Spiral tool path optimization method for fast/slow tool servo-assisted diamond turning of freeform surfaces with highly form accuracy

Spiral tool path generation methods for ultra-precision diamond turning of freeform surfaces can significantly affect form accuracy and machining efficiency. However, there is no previous research treating the tool path generation as a multi-objective optimization problem. In this study, a multi-objective optimization method for tool path generation based on a novel surface analysis model was proposed for the first time. In this method, spiral tool path generation methods were uniformly described on the basis of the newly established surface analysis model.
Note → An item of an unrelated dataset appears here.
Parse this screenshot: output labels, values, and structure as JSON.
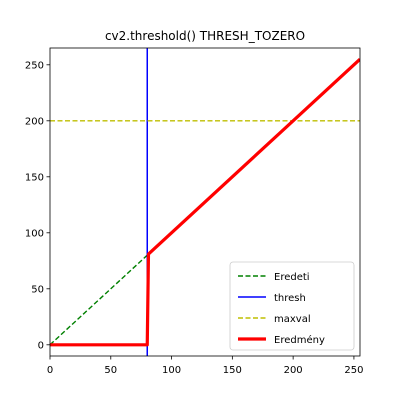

The relation between cutting point sampling details and the resulting form error of freeform surfaces was analyzed and simulated. Then, corresponding fitness function and constraint function models were established, and the non-dominated sorting genetic algorithm (NSGA-II) was used to solve the path optimization problem to obtain the pareto optimal solution of the cutting point sampling parameters. Next, based on the optimization results of tool path, machining simulations with experimental parameters were performed to evaluate the quality of optimized tool path. To demonstrate the effectiveness of the proposed method, turning tests of near-rotational freeform surfaces were attempted on single-crystal germanium using the optimization method and the measurement results demonstrated that the optimized tool path can achieve sub-micron form accuracy, which further verified the effectiveness of the proposed optimization method. The proposed optimization method has been further applied in the machining of larger diameter freeform optics.